The paper delivers a strong message: with powerful segmentation tools readily available, the OCL community should pivot away from optimizing unsupervised object discovery/segmentation mechanisms. Instead, the focus should shift towards:

Leveraging Existing Object Representations: Utilize the high-quality object masks/representations provided by models like HQES/SAM to tackle the fundamental, challenging downstream tasks that originally motivated OCL (OOD generalization, compositionality, reasoning, causality, etc.).

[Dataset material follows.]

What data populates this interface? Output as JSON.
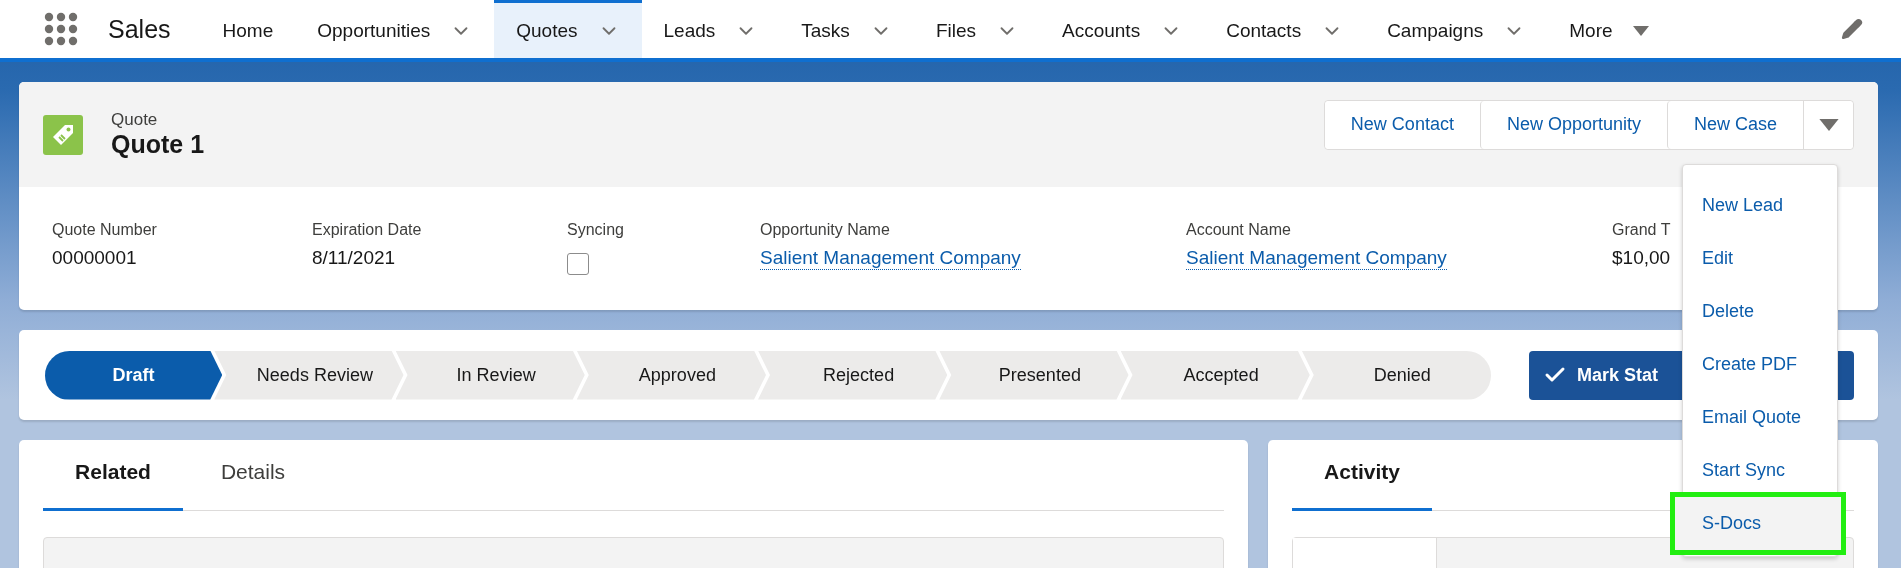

Solving Robust Object Selection: Develop effective and robust mechanisms for selecting the relevant foreground object(s) from the output of segmentation models, as this is identified as the key bottleneck.
Rethinking Benchmarks: Design new benchmarks and evaluation protocols that directly measure progress on the core goals of OCL (e.g., compositional reasoning, causal understanding) rather than relying solely on segmentation metrics (like ARI). OCCAM can serve as a tool in this process.
Bridging to Cognition: Explore OCL’s role in understanding biological intelligence (e.g., infant object perception), potentially incorporating more developmentally plausible learning signals like multimodal data or interaction.

The authors provide the OCCAM toolbox as a resource to facilitate this shift and encourage the community to collectively advance OCL towards solving these deeper, more impactful problems.